President Bush today is expected to sign a revised aid package for Pakistan that holds up $50 million out of $300 million in military aid for Pakistan until the State Department confirms that Pakistan has restored the judiciary that President Musharraf shut down this fall.
Yesterday, the State Department’s assistant secretary for Southeast Asia, Richard Boucher, said, “We’re confident that we’ll be able to report to Congress on elements in the areas that they identified. … They are the same issues that we’re following very closely.”
Mr. Musharraf caused a political crisis on November 3 after he declared emergency rule and announced that he would not be stepping down as head of the military. He reversed the latter decision but has insisted that he has the right to run again for the presidency even though Pakistan’s Supreme Court has ruled he cannot seek another term.
Mr. Musharraf lifted the emergency law ruling on December 15, but he has not restored the judges to their positions.

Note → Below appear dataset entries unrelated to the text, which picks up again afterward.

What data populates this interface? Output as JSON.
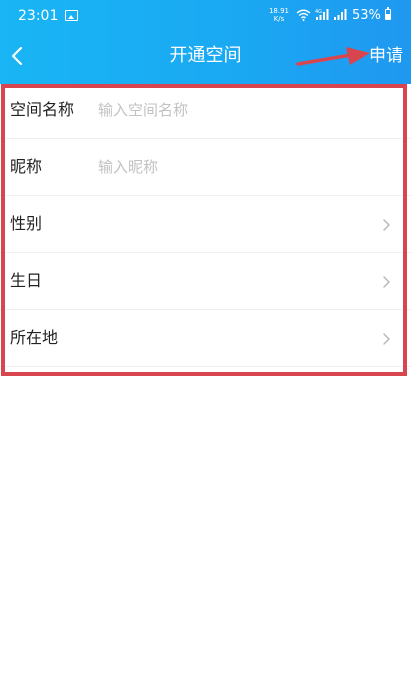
{
  "status_bar": {
    "time": "23:01",
    "net_speed": "18.91 K/s",
    "battery_percent": "53%",
    "icons": [
      "image-icon",
      "wifi-icon",
      "signal-4g-icon",
      "signal-icon",
      "battery-icon"
    ]
  },
  "header": {
    "title": "开通空间",
    "apply_label": "申请",
    "back_icon": "chevron-left-icon",
    "gradient_colors": [
      "#19b5f4",
      "#1f98f0"
    ]
  },
  "form": {
    "fields": [
      {
        "label": "空间名称",
        "placeholder": "输入空间名称"
      },
      {
        "label": "昵称",
        "placeholder": "输入昵称"
      }
    ],
    "selects": [
      {
        "label": "性别"
      },
      {
        "label": "生日"
      },
      {
        "label": "所在地"
      }
    ]
  },
  "annotation": {
    "color": "#d9454e",
    "shape": "rectangle-with-arrow"
  }
}
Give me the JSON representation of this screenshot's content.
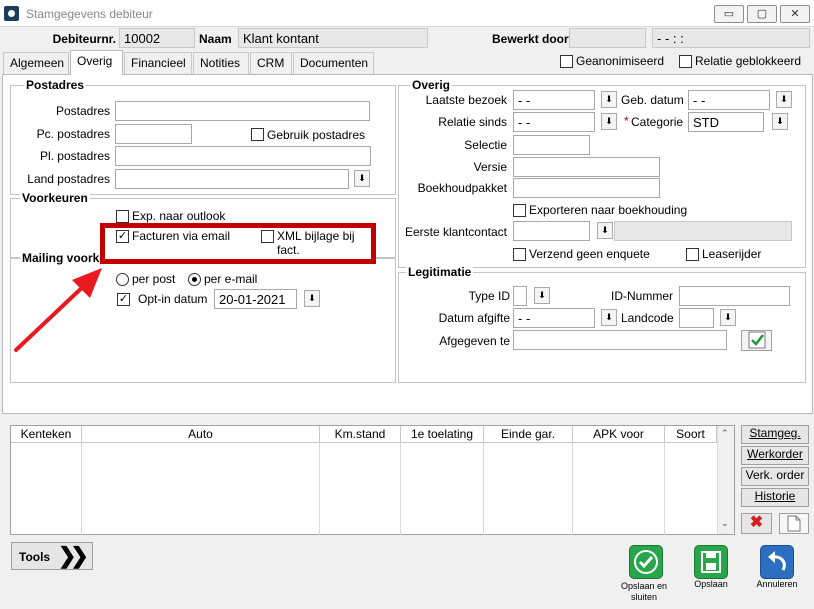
{
  "window": {
    "title": "Stamgegevens debiteur",
    "min": "▭",
    "max": "▢",
    "close": "✕"
  },
  "header": {
    "debiteurnr_label": "Debiteurnr.",
    "debiteurnr": "10002",
    "naam_label": "Naam",
    "naam": "Klant kontant",
    "bewerkt_door_label": "Bewerkt door",
    "bewerkt_door": "",
    "bewerkt_tijd": " -   -          :  :"
  },
  "tabs": [
    "Algemeen",
    "Overig",
    "Financieel",
    "Notities",
    "CRM",
    "Documenten"
  ],
  "flags": {
    "geanonimiseerd": "Geanonimiseerd",
    "relatie_geblokkeerd": "Relatie geblokkeerd"
  },
  "postadres": {
    "title": "Postadres",
    "postadres_label": "Postadres",
    "postadres": "",
    "pc_label": "Pc. postadres",
    "pc": "",
    "gebruik_label": "Gebruik postadres",
    "pl_label": "Pl. postadres",
    "pl": "",
    "land_label": "Land postadres",
    "land": ""
  },
  "voorkeuren": {
    "title": "Voorkeuren",
    "exp_outlook": "Exp. naar outlook",
    "facturen_email": "Facturen via email",
    "xml_bijlage": "XML bijlage bij",
    "xml_bijlage2": "fact."
  },
  "mailing": {
    "title": "Mailing voorkeur",
    "per_post": "per post",
    "per_email": "per e-mail",
    "optin_label": "Opt-in datum",
    "optin": "20-01-2021"
  },
  "overig": {
    "title": "Overig",
    "laatste_bezoek_label": "Laatste bezoek",
    "laatste_bezoek": " -   -",
    "geb_datum_label": "Geb. datum",
    "geb_datum": " -   -",
    "relatie_sinds_label": "Relatie sinds",
    "relatie_sinds": " -   -",
    "categorie_star": "*",
    "categorie_label": "Categorie",
    "categorie": "STD",
    "selectie_label": "Selectie",
    "selectie": "",
    "versie_label": "Versie",
    "versie": "",
    "boekhoud_label": "Boekhoudpakket",
    "boekhoud": "",
    "exporteren_label": "Exporteren naar boekhouding",
    "eerste_label": "Eerste klantcontact",
    "eerste": "",
    "verzend_label": "Verzend geen enquete",
    "leaserijder_label": "Leaserijder"
  },
  "legitimatie": {
    "title": "Legitimatie",
    "type_label": "Type ID",
    "type": "",
    "idnr_label": "ID-Nummer",
    "idnr": "",
    "afgifte_label": "Datum afgifte",
    "afgifte": " -   -",
    "landcode_label": "Landcode",
    "landcode": "",
    "afgegeven_label": "Afgegeven te",
    "afgegeven": ""
  },
  "grid": {
    "headers": [
      "Kenteken",
      "Auto",
      "Km.stand",
      "1e toelating",
      "Einde gar.",
      "APK voor",
      "Soort"
    ]
  },
  "side_buttons": [
    "Stamgeg.",
    "Werkorder",
    "Verk. order",
    "Historie"
  ],
  "footer": {
    "tools": "Tools",
    "save_close": "Opslaan en sluiten",
    "save": "Opslaan",
    "cancel": "Annuleren"
  },
  "colors": {
    "highlight": "#c00000",
    "arrow": "#e8191f",
    "save_green": "#2aa64a",
    "cancel_blue": "#2c6fc1"
  }
}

He has also stepped down as chief of the military.
The maneuverings of the Pakistani president who came to power through a military coup in 1999 are of the utmost importance to America’s war on Islamic terrorism. In the last two years, Al Qaeda’s central leadership has established a base in the tribal provinces on the Pakistan-Afghanistan border.
Last year, Pakistan’s military signed the first of several ceasefire agreements with local insurgents in the region, effectively giving Al Qaeda and the Taliban a base from which to plot attacks on Afghanistan and other targets internationally. Al Qaeda leader’s, Osama bin Laden, and his deputy, Ayman al-Zawahri, are both believed to reside in the Pakistani border provinces.
The congressional restrictions on American military aid to Pakistan do not affect Islamabad’s ability to purchase F–16 fighter jets, according to Mr. Boucher. “The F–16 program is a Pakistani purchase — their money, they’re buying them — and our military assistance goes for a different purpose,” he told reporters yesterday.
The remaining $250 million in aid to Pakistan is directed to go specifically for law enforcement and counterterrorism assistance against Al Qaeda. Mr. Boucher yesterday said the State Department’s own review of Pakistani aid concluded that America should not give cash transfers to the Pakistani government for economic development, and instead, that it should dole out the money through U.S. Agency for International Development contracts. Pakistan’s Foreign Ministry on Wednesday warned against placing any conditions on the American aid package. “Conditionalities would not serve the interest of Pakistan-U.S. relations, which are very important for peace, stability, and progress in the region,” a Foreign Ministry spokesman, Mohammad Sadiq, said.